AI is feeling very similar to the cloud rush many years ago. At first, AI is a differentiator for companies, but eventually it becomes table stakes. 

For many years we would hear, “How were they able to build so quickly? This would have never been possible 10 years ago!” It was companies talking about building on AWS and leveraging the cloud. It was cheaper, faster, more scalable, and allowed smaller teams to compete.

The companies integrating AI at the application layer are winning. They are moving fast, they are innovating, they are grabbing market share or opening up new markets. But eventually, does this just become part of most tech stacks? Does it become similar to cloud technology, where you have it as part of your build, but it’s not the emphasis of your pitch deck or branding?

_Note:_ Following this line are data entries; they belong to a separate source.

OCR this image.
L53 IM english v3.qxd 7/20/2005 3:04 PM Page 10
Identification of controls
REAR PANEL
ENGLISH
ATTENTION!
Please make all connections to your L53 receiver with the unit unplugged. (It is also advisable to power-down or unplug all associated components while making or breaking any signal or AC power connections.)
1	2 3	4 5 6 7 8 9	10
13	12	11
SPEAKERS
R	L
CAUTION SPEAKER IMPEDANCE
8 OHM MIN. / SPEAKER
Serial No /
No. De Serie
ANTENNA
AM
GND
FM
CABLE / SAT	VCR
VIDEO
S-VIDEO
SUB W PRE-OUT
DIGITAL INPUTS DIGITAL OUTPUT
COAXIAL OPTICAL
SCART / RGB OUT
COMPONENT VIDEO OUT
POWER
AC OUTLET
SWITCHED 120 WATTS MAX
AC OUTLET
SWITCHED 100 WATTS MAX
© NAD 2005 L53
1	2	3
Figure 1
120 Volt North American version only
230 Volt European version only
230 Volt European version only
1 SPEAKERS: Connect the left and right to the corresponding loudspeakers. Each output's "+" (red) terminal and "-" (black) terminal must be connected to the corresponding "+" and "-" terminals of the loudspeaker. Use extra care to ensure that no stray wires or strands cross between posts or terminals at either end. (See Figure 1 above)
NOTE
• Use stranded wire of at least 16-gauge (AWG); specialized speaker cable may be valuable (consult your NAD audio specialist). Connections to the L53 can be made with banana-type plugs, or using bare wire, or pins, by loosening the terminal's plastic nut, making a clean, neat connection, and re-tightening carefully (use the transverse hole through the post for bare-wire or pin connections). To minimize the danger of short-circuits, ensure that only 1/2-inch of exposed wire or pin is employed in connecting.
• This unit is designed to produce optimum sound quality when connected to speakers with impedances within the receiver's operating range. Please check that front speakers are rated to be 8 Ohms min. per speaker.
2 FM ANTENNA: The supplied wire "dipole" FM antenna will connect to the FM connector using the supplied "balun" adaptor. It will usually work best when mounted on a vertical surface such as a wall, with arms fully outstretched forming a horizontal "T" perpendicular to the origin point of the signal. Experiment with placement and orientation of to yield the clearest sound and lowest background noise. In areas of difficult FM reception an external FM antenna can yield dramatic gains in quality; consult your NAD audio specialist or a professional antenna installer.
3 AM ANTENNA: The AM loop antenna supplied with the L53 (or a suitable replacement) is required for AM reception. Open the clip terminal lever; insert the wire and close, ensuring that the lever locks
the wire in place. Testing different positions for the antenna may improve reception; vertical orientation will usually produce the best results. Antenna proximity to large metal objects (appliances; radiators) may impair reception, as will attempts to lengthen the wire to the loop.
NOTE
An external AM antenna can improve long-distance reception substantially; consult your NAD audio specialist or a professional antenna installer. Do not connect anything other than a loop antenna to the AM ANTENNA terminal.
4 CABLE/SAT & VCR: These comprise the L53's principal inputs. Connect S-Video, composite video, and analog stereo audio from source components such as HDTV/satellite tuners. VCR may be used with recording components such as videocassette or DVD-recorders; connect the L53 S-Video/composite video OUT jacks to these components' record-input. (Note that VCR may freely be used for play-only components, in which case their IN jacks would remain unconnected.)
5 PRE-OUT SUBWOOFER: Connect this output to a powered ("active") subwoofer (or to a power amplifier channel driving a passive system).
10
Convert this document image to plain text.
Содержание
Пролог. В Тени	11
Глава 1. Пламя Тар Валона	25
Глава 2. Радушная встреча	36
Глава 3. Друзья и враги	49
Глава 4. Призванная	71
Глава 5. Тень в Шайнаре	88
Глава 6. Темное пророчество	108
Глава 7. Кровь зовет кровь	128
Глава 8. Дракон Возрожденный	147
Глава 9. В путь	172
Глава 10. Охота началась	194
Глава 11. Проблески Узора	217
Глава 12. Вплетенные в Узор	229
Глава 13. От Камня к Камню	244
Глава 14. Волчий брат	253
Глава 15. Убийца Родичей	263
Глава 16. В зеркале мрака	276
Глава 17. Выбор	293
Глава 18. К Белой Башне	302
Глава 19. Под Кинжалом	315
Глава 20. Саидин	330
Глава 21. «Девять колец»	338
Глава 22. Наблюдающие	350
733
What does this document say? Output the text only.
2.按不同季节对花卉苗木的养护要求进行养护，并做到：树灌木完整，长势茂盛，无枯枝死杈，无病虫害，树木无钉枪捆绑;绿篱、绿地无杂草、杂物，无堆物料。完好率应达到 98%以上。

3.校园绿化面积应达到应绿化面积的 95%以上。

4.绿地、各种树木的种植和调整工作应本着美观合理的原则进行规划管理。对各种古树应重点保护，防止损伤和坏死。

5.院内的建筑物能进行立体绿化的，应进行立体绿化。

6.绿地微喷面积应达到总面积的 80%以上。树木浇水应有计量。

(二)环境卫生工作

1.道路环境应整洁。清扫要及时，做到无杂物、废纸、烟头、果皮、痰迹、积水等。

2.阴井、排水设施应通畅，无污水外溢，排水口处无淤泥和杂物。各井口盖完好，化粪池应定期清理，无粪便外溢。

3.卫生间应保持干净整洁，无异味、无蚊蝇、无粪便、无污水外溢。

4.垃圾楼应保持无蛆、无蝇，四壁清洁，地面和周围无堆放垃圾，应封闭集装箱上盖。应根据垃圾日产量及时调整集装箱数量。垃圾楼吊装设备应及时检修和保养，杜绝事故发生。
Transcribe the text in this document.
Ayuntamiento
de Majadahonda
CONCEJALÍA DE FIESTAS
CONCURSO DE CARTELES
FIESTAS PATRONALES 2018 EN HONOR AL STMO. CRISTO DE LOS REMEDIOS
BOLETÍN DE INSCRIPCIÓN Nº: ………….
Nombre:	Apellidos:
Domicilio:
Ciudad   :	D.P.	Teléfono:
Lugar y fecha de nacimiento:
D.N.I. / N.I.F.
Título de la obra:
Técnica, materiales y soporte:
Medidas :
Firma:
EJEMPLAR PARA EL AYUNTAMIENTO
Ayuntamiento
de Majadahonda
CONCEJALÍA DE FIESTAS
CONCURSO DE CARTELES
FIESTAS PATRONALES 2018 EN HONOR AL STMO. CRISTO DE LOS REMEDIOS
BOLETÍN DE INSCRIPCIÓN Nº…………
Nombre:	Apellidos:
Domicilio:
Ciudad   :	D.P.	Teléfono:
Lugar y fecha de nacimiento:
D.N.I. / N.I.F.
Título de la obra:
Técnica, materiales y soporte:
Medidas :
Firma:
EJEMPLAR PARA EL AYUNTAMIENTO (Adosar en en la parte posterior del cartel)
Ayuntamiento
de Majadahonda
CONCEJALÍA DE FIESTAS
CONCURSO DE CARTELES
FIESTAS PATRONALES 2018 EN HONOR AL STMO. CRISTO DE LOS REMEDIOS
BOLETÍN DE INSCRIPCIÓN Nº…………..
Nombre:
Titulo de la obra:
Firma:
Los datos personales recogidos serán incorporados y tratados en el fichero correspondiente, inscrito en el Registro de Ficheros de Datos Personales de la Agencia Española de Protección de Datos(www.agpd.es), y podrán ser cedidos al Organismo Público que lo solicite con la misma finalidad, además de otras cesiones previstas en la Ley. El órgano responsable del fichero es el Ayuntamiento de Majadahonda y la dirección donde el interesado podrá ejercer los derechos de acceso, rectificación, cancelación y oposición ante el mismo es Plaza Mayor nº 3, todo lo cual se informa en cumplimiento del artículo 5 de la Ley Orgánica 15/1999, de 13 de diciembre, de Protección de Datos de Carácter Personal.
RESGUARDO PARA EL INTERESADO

It’s something I have been thinking about a lot lately. It seems clear the winners of building, owning, and offering AI capabilities will be the Googles, Metas, Microsofts, Databrickses, and maybe 1-2 other behemoths in the world. Others will get acquired or slowly fade away. Cloud adoption is still continuing, but for the most part, everyone is using the cloud or is aware of it. You don’t see startups pitching you with cloud as the reason why they will win.

I think AI is going in the same direction. Every company will integrate. Our companies at Social Leverage have great partnerships with Amazon and Google, where they get access to cloud credit once they join our portfolio. This is a game changer, as their costs for storage and compute are subsidized in the early years. Now they can leverage the AI capabilities these firms offer. This is still early, but thinking about integrating AI from the very beginning of a companies start will change way companies develop their roadmap.

So does AI become just like cloud? Just another piece of the tech stack that everyone comes to expect? I think so. How soon? Probably 10 years away from larger adoption, but it’s coming and quickly. Why 10 years? AWS launched about 20 years ago and we are still seeing adoption, but for the most part companies build in the cloud, especially startups. For AI, assuming we see quicker adoption given the speed of how technology is changing, I think it will take half as long to get broader adoption.